波士頓居民呼籲市領導恢復他們選舉學校委員會委員的權利

波士頓居民呼籲市領導恢復他們選舉學校委員會的權利

波士頓人喜歡辯論政治。但有一項大議題,波士頓人絕大多數同意:他們想要選舉他們的學校委員會。他們認為,所做決定會影響現在及未來的5萬名波士頓兒童的這個重要的政策制定委員會,應該直接向市民負責。

2021 11 月的市級選舉中,代表了79%選民的 99,000 多波士頓人,投票支持選舉產生的學校委員會。

波士頓人支持選舉產生的學校委員會(Bostonians for an Elected School Committee)這組織,呼籲市議會和市長執行選民的明確授權並批准地方自治請願書,以恢復波士頓居民投票選舉其學校委員會的權利。這是一個明顯的投票權問題。

麻州的每個其他社區都已經擁有這樣的投票權。只有波士頓沒有。對波士頓公立學校的民主控制早就該恢復了。這應該是我們新市政府的首要任務。

Boston residents call on city leaders to restore their right to elect the School Committee

Bostonians love to argue about politics. But there’s one major issue on which Bostonians overwhelmingly agree: They want to elect their School Committee. They believe that this critical policy-making board, whose decisions affect the current and future lives of 50,000 Boston children, should be directly accountable to the city residents.

In the November 2021 municipal election, more than 99,000 Bostonians, representing 79 percent of voters, cast their ballots in favor of an elected School Committee.

Bostonians for an Elected School Committee calls upon the City Council and Mayor to carry out the clear mandate of the voters and approve a home rule petition to restore Boston residents' right to vote for their School Committee. This is a clear voting rights issue.

Every other community in Massachusetts already has that voting right. Only Boston does not. The restoration of democratic control over the Boston Public Schools is long overdue. It should be the first order of business for our new city government.

Statements from community leaders:

Tanisha M. Sullivan, President of the NAACP Boston Branch says: “The NAACP has consistently fought for the protection and expansion of voting rights regardless of where that fight takes us—but, especially when the issue is in our own backyard. For decades Bostonians have been denied the right to vote for our School Committee, and this year Bostonians from every corner of our city, across all backgrounds, declared ‘no more’. On this point we all agree. It is now time for the city council to act and lead us in our pursuit to restore our right to vote on the School Committee.”

Erik Berg, Executive Vice President of the Boston Teachers Union, says "As educators, we teach the value of democracy to our students. Providing Boston residents the same right as voters in every other community in Massachusetts to elect their School Committee is the most democratic way to ensure that the committee is representative of and accountable to the students, families, and communities they represent.

“Boston voters overwhelmingly voted in the November election to shift from a Mayor-appointed committee (the only one in Massachusetts) to an elected committee. The Boston City Council needs to honor the will of their constituents and democratize the Boston School Committee."  

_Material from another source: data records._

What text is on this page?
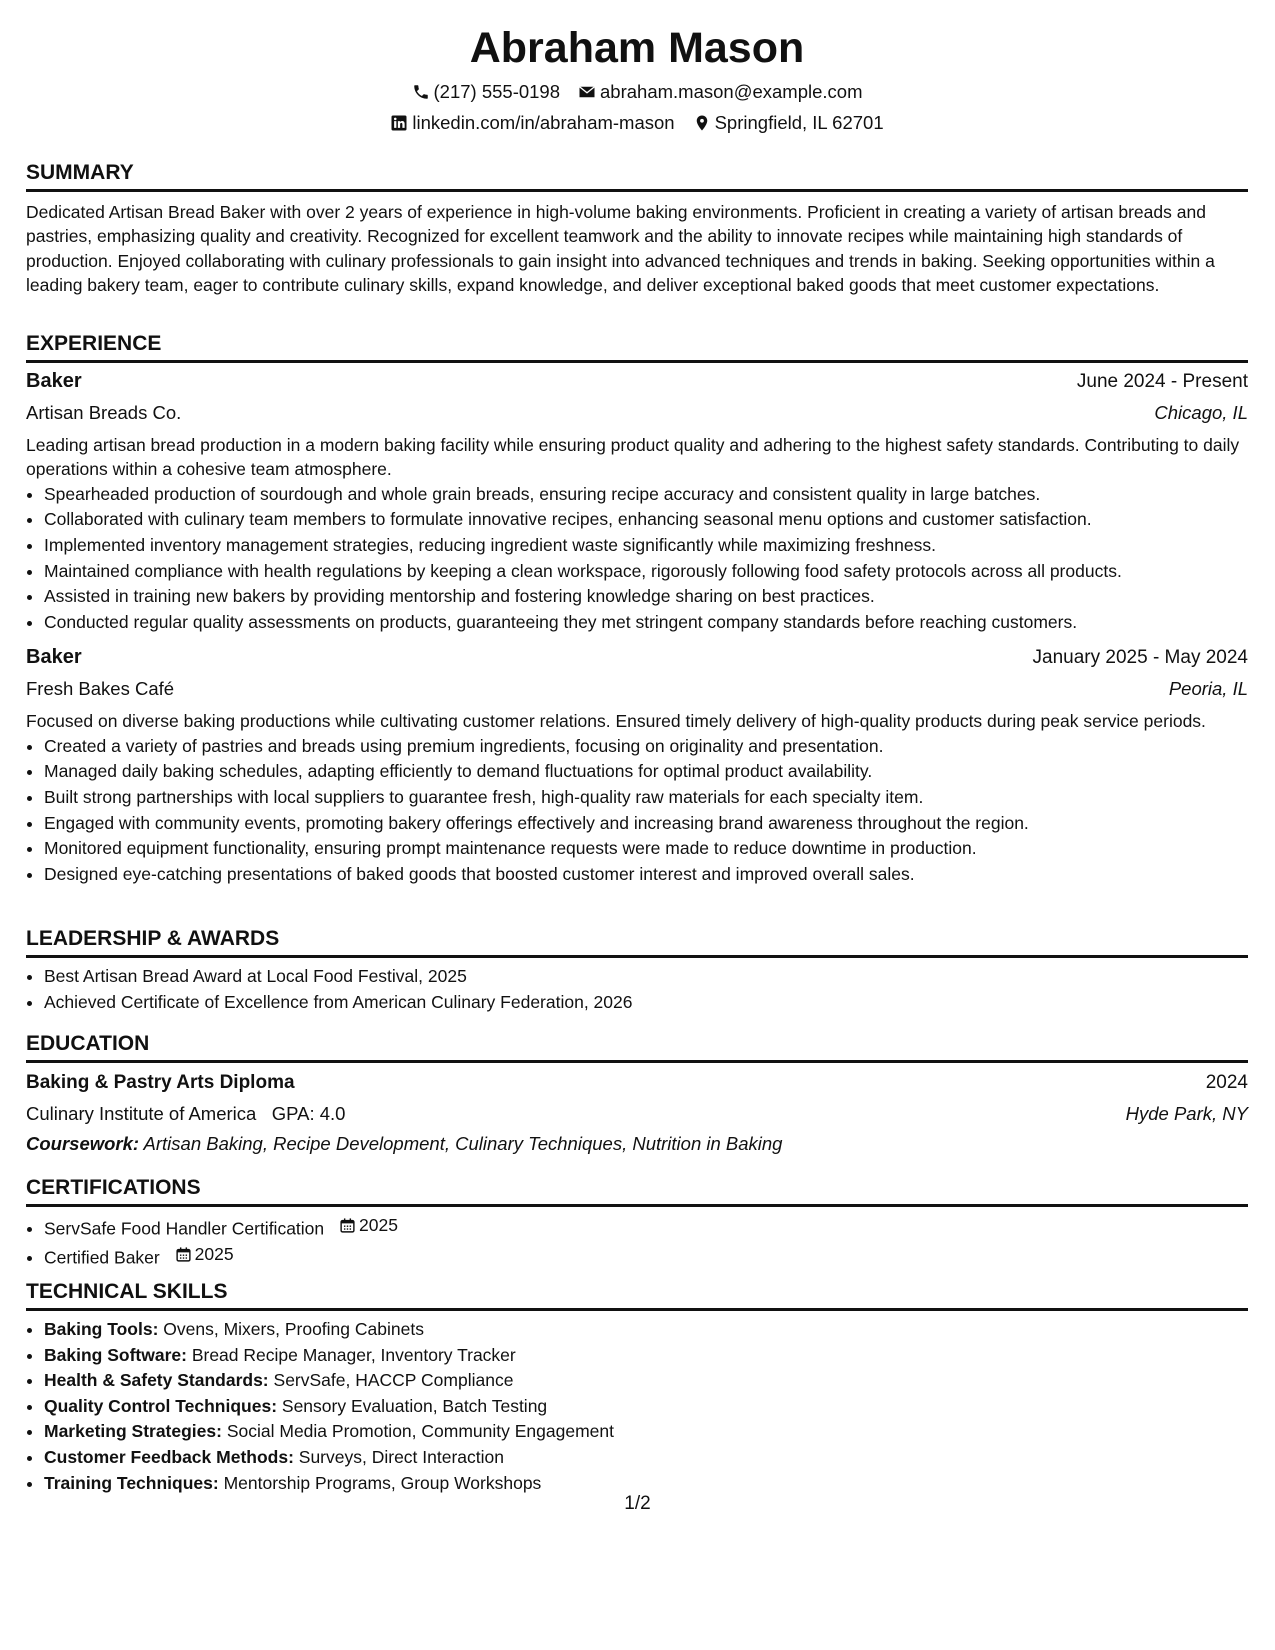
Abraham Mason
(217) 555-0198 abraham.mason@example.com
linkedin.com/in/abraham-mason Springfield, IL 62701
SUMMARY

Dedicated Artisan Bread Baker with over 2 years of experience in high-volume baking environments. Proficient in creating a variety of artisan breads and pastries, emphasizing quality and creativity. Recognized for excellent teamwork and the ability to innovate recipes while maintaining high standards of production. Enjoyed collaborating with culinary professionals to gain insight into advanced techniques and trends in baking. Seeking opportunities within a leading bakery team, eager to contribute culinary skills, expand knowledge, and deliver exceptional baked goods that meet customer expectations.

EXPERIENCE
Baker	June 2024 - Present
Artisan Breads Co.	Chicago, IL
Leading artisan bread production in a modern baking facility while ensuring product quality and adhering to the highest safety standards. Contributing to daily operations within a cohesive team atmosphere.
• Spearheaded production of sourdough and whole grain breads, ensuring recipe accuracy and consistent quality in large batches.
• Collaborated with culinary team members to formulate innovative recipes, enhancing seasonal menu options and customer satisfaction.
• Implemented inventory management strategies, reducing ingredient waste significantly while maximizing freshness.
• Maintained compliance with health regulations by keeping a clean workspace, rigorously following food safety protocols across all products.
• Assisted in training new bakers by providing mentorship and fostering knowledge sharing on best practices.
• Conducted regular quality assessments on products, guaranteeing they met stringent company standards before reaching customers.
Baker	January 2025 - May 2024
Fresh Bakes Café	Peoria, IL
Focused on diverse baking productions while cultivating customer relations. Ensured timely delivery of high-quality products during peak service periods.
• Created a variety of pastries and breads using premium ingredients, focusing on originality and presentation.
• Managed daily baking schedules, adapting efficiently to demand fluctuations for optimal product availability.
• Built strong partnerships with local suppliers to guarantee fresh, high-quality raw materials for each specialty item.
• Engaged with community events, promoting bakery offerings effectively and increasing brand awareness throughout the region.
• Monitored equipment functionality, ensuring prompt maintenance requests were made to reduce downtime in production.
• Designed eye-catching presentations of baked goods that boosted customer interest and improved overall sales.
LEADERSHIP & AWARDS
• Best Artisan Bread Award at Local Food Festival, 2025
• Achieved Certificate of Excellence from American Culinary Federation, 2026
EDUCATION
Baking & Pastry Arts Diploma	2024
Culinary Institute of America GPA: 4.0	Hyde Park, NY
Coursework: Artisan Baking, Recipe Development, Culinary Techniques, Nutrition in Baking
CERTIFICATIONS
• ServSafe Food Handler Certification 2025
• Certified Baker 2025
TECHNICAL SKILLS
• Baking Tools: Ovens, Mixers, Proofing Cabinets
• Baking Software: Bread Recipe Manager, Inventory Tracker
• Health & Safety Standards: ServSafe, HACCP Compliance
• Quality Control Techniques: Sensory Evaluation, Batch Testing
• Marketing Strategies: Social Media Promotion, Community Engagement
• Customer Feedback Methods: Surveys, Direct Interaction
• Training Techniques: Mentorship Programs, Group Workshops
1/2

Jonathan Rodriguez of Mijente Boston Asamblea:
"Our city must act on the overwhelming mandate given in November from voters across the city. Across the country, we join the chorus of cities devolving local power to school communities. It’s  no coincidence the most disenfranchised have been communities of color."

 

Susan Naimark, who served as an appointed School Committee member for eight years, saw firsthand the downside of a governing board that was not accountable. “One of my biggest frustrations as a member of the appointed School Committee was our poor process for getting input from those we served,” she says. “I spent a lot of my time checking with frontline educators, parents, and community members closer to the ground when policy proposals were presented to us. Too often, I got a very different perspective on the problems and possible solutions than those presented from above.

“The lack of trust of the school system on the part of families of color was always evident. Restoring democratic representation, while not a panacea, is one piece of restoring voice, accountability, and trust to those families who use our public schools.”

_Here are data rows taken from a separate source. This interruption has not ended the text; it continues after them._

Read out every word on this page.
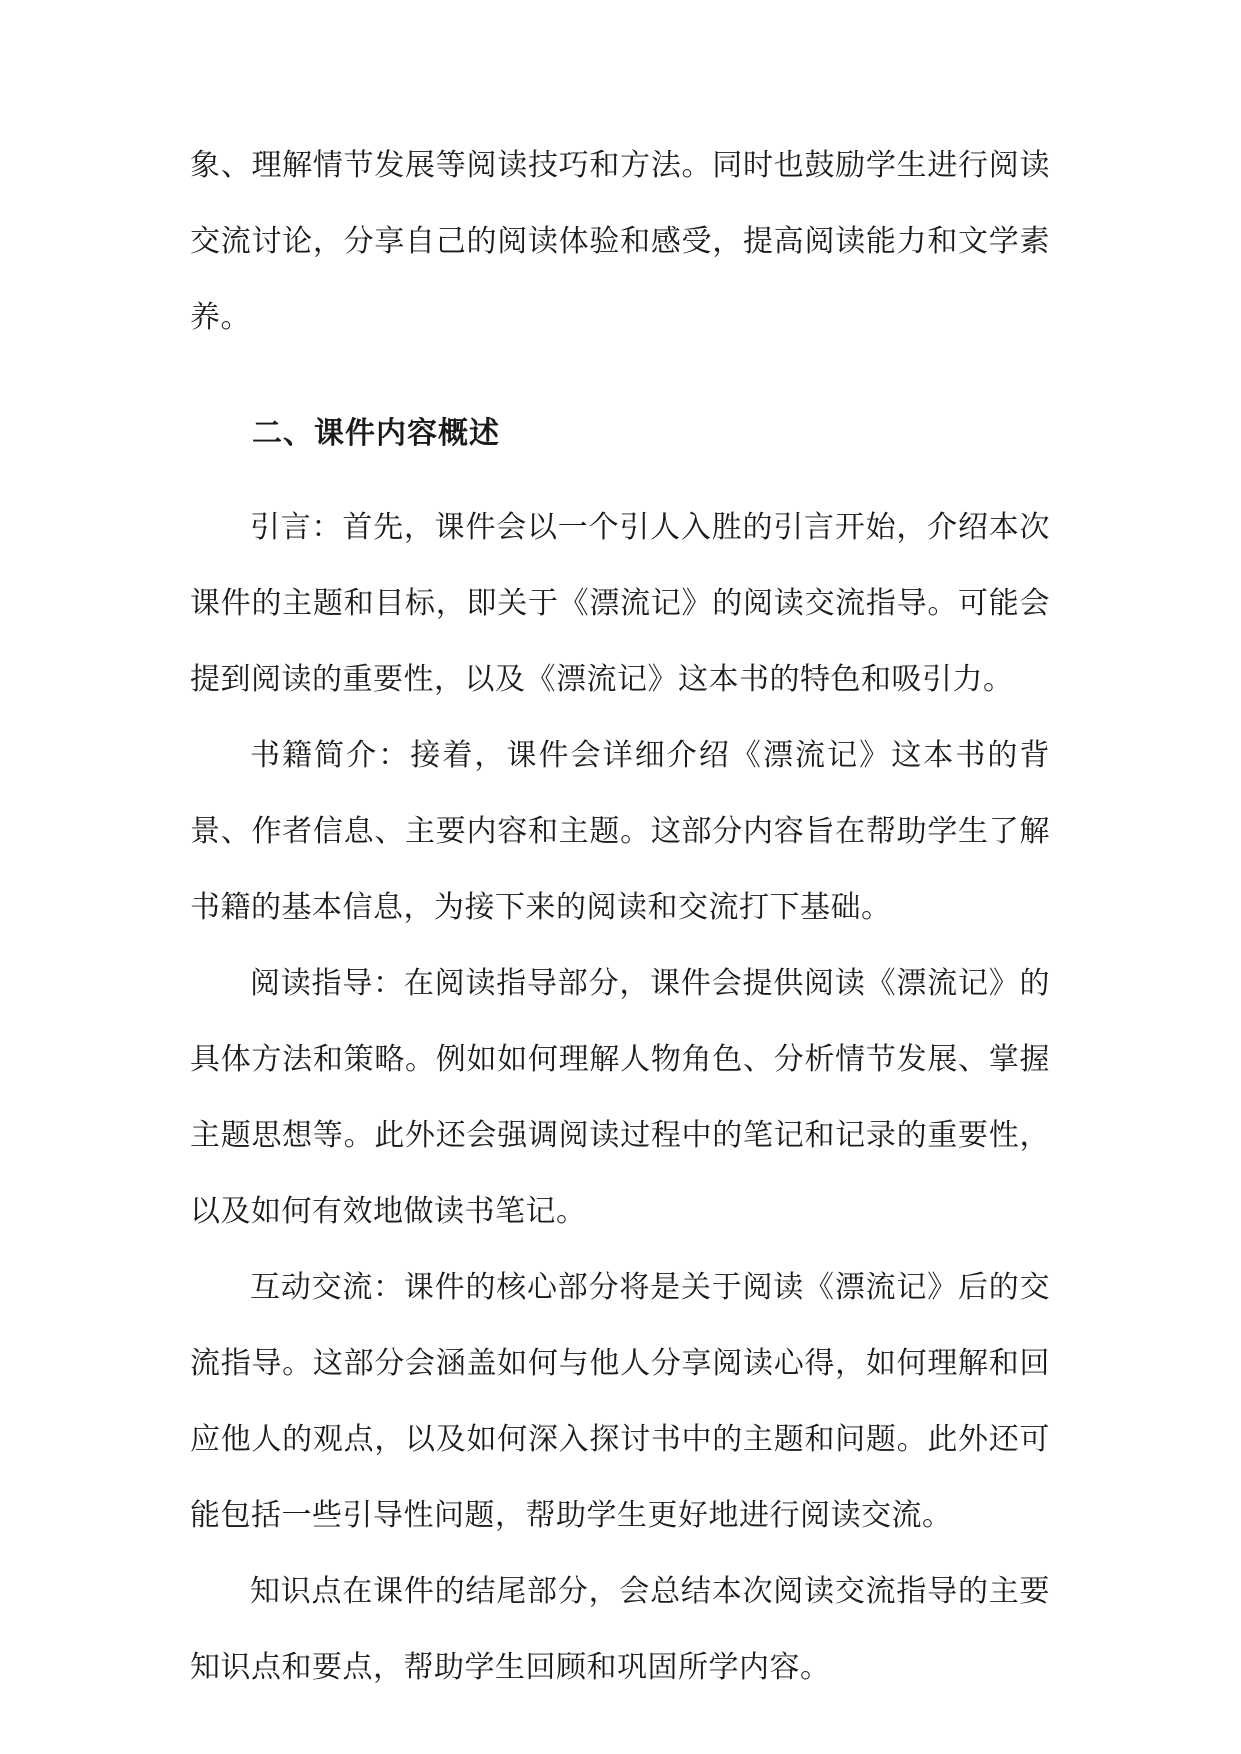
象、理解情节发展等阅读技巧和方法。同时也鼓励学生进行阅读交流讨论，分享自己的阅读体验和感受，提高阅读能力和文学素养。

二、课件内容概述

引言：首先，课件会以一个引人入胜的引言开始，介绍本次课件的主题和目标，即关于《漂流记》的阅读交流指导。可能会提到阅读的重要性，以及《漂流记》这本书的特色和吸引力。

书籍简介：接着，课件会详细介绍《漂流记》这本书的背景、作者信息、主要内容和主题。这部分内容旨在帮助学生了解书籍的基本信息，为接下来的阅读和交流打下基础。

阅读指导：在阅读指导部分，课件会提供阅读《漂流记》的具体方法和策略。例如如何理解人物角色、分析情节发展、掌握主题思想等。此外还会强调阅读过程中的笔记和记录的重要性，以及如何有效地做读书笔记。

互动交流：课件的核心部分将是关于阅读《漂流记》后的交流指导。这部分会涵盖如何与他人分享阅读心得，如何理解和回应他人的观点，以及如何深入探讨书中的主题和问题。此外还可能包括一些引导性问题，帮助学生更好地进行阅读交流。

知识点在课件的结尾部分，会总结本次阅读交流指导的主要知识点和要点，帮助学生回顾和巩固所学内容。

Ivelisse Caraballo, Co-Executive Director for the Collaborative Parent Leadership Action Network (CPLAN), notes that “CPLAN (i.e., parents) has been fighting for equity in education because we believe that the power must be within those that are directly impacted by policies created on a legislative level. Elected officials represent OUR voices, but only if our voices are included in the decision-making process. Consistent with this, Boston residents have been making history in shifting the power dynamics in politics. It is evident that Bostonians are also demanding equitable processes that include the input of constituents.”

Neema Avashia, a teacher at the McCormack School, saw the School Committee take away the school’s athletic fields because the mayor’s office had another use for the land. “I don’t know that the outcome of School Committee votes would have been different with an elected School Committee. But I do know that as citizens of the city of Boston, we would have had recourse when our needs were ignored,” she says. “The members' continued presence on the committee would be contingent upon our votes, instead of upon enacting the will of the mayor.”

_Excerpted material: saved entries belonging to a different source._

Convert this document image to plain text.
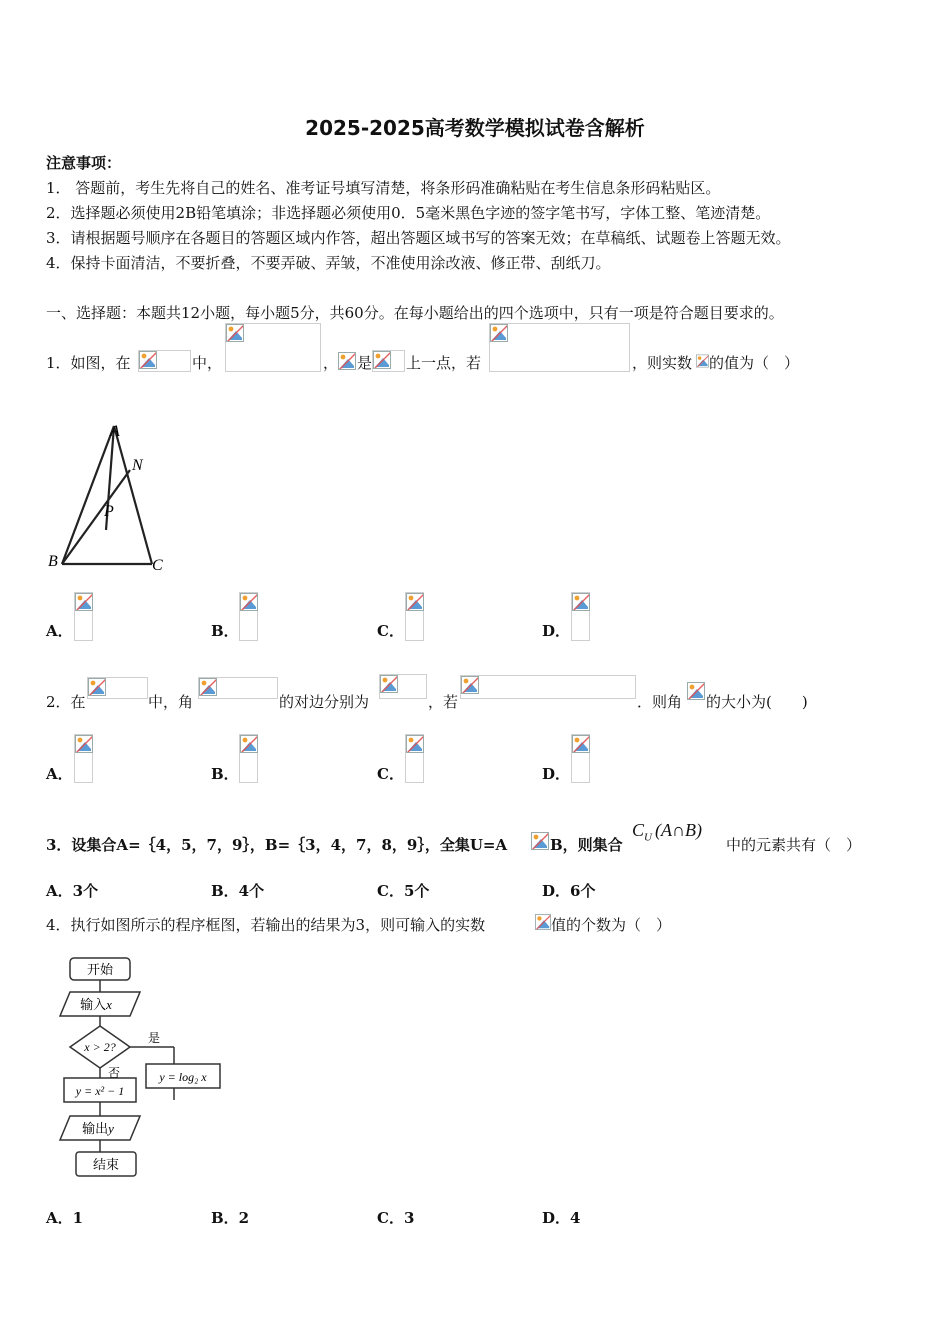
2025-2025高考数学模拟试卷含解析
注意事项：
1． 答题前，考生先将自己的姓名、准考证号填写清楚，将条形码准确粘贴在考生信息条形码粘贴区。
2．选择题必须使用2B铅笔填涂；非选择题必须使用0．5毫米黑色字迹的签字笔书写，字体工整、笔迹清楚。
3．请根据题号顺序在各题目的答题区域内作答，超出答题区域书写的答案无效；在草稿纸、试题卷上答题无效。
4．保持卡面清洁，不要折叠，不要弄破、弄皱，不准使用涂改液、修正带、刮纸刀。
一、选择题：本题共12小题，每小题5分，共60分。在每小题给出的四个选项中，只有一项是符合题目要求的。
1．如图，在	中，	， 是 上一点，若	，则实数 的值为（　）
A
N
P
B	C
A．	B．	C．	D．
2．在	中，角	的对边分别为	，若	．则角 的大小为(　　)
A．	B．	C．	D．
3．设集合A=｛4，5，7，9｝，B=｛3，4，7，8，9｝，全集U=A	B，则集合
$C_U$ (A∩B)
中的元素共有（　）
A．3个	B．4个	C．5个	D．6个
4．执行如图所示的程序框图，若输出的结果为3，则可输入的实数	值的个数为（　）
开始
输入x
x > 2?
是
否	y = log₂ x
y = x² − 1
输出y
结束
A．1	B．2	C．3	D．4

Beth Huang, executive director of the Massachusetts Voter Table, said the will of Boston voters is clear: "Nearly 100,000 voters in Boston have shown their support for an elected school committee. Voters overwhelmingly want students, parents, educators, and residents to have a greater say in how Boston Public Schools serve our communities. It's time for the City Council and the state legislature to take action on the will of the voters by passing the home rule petition."

 

Bostonians for an Elected School Committee is a broad coalition of organizations and people across the city, including 15 steering committee organizations, that campaigned for Question 3 on the November ballot, an advisory question on restoring the right of Boston residents to elect their School Committee.